Wenn es die Zeit hergibt werde ich einige Fotos von verschiedenen Formen machen...vielleicht zum WE.
Noch mal kurz zu den Bahnen. Die Seite mit dem Schiefer, soweit überhaupt noch vorhanden, ist unten da ich ja die Schweißseite aufschmelze und mit Steinen bestreue. Sie geht ja nicht über die ganze Stufe sondern soll nur den ungeschützten Folieüberstand schützen und wird dann durch größere Steine in der Flachzone gestützt und gehalten.
@ Buddler


> .wenns klappt,könnte man so manchen euro sparen.
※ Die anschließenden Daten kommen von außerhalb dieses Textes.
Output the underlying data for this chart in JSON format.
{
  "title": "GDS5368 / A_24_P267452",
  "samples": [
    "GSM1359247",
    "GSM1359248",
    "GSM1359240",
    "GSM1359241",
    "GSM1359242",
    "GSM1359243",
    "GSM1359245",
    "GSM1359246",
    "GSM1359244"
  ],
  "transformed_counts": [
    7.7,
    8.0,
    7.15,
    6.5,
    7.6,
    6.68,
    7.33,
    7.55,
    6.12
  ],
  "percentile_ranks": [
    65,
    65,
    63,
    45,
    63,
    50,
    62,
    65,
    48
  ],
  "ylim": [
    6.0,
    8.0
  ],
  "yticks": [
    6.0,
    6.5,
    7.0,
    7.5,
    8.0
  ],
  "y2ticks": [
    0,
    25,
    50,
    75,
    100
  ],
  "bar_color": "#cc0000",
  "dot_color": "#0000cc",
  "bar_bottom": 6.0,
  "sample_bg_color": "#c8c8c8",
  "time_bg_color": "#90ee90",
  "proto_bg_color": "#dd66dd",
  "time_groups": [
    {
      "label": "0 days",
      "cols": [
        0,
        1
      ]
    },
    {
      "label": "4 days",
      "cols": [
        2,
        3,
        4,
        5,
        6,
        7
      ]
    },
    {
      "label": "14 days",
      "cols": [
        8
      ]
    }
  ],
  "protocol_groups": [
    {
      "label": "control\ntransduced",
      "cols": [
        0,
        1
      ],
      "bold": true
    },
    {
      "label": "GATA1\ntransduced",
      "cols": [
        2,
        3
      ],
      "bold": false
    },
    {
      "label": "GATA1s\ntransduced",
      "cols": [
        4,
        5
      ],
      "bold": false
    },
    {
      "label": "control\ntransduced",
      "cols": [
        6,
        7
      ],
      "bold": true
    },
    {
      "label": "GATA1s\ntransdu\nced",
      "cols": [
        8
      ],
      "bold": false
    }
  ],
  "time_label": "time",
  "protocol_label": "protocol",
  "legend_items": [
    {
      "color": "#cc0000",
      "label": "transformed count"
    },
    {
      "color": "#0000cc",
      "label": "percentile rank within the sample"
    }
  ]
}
Das ist der Hauptgedanke dabei denn 12€ für 1mx0,6 Steinfolie kann ich nicht ausgeben, dazu brauche ich zu viel.


----------



## RKurzhals (11. Okt. 2011)

*AW: Dachpappe im Teich, geht das?*

Hallo Theo,
wenn hier keiner will, dann werde ich mal eben meinen "Senf" dazu abgeben... .
Bitumen besteht nicht nur aus wasserunlöslichen Bestandteilen. Wichtig ist ebenso der Fakt, dass das Material selbst Nährstoff für viele Mikroorgansmen ist.
Das bedeutet, Du tust Dir überhaupt keinen Gefallen, solch ein Material in den Teich zu bringen, selbst wenn kein "Ölfilm" auftritt, und das Wasser keine Geruchsveränderung zeigt.
Mein Problem wären die im Bitumen enthaltenen Phenole und krebserzeugenden Kohlenwasserstoffe (Polyaromaten), die ich lieber nicht direkt freisetzen würde.
Hinsichtlich der restlichen Eigenschaften scheint es sich in Deinem Fall um ein mehr glasfaserbasiertes Material zu handeln (Dachpappe = bitumengetränkte Pappe).
Aus der Eigenschaft, dass auf Bitumen viele Mikroorganismen leben, und in einem solchen Wasser viele Tiere leben, würde ich nichts geben - oder warum ist heute Phenol als Desinfektionsmittel verboten? Die wirklich gefährlichen Inhaltsstoffe im Bitumen kannst Du nicht sicher nachweisen, und deren Wirkung ist nicht akut, darum lieber die Finger davon! 
jetzt frag' mich bitte nicht, wieso man Regenwasser von "Pappdächern" auffangen darf, bzw. dieses nicht gesondert behandelt wird.


----------



## 69pflanzenfreund69 (12. Okt. 2011)

*AW: Dachpappe im Teich, geht das?*

Ich weis nur, dass zu DDR Zeiten viele Teiche aus solchen Bahnen gebaut wurden da es keine Folie gab. Da kam es oft zu Undichtigkeiten - ob die Inhaltsstoffe ein Problem für Tiere darstellen könnten, 

ich denke die Steine könnten sich relativ schnell lösen, auch bei selber auf Teichfolie kleben könnte es nach einiger Zeit dazu kommen.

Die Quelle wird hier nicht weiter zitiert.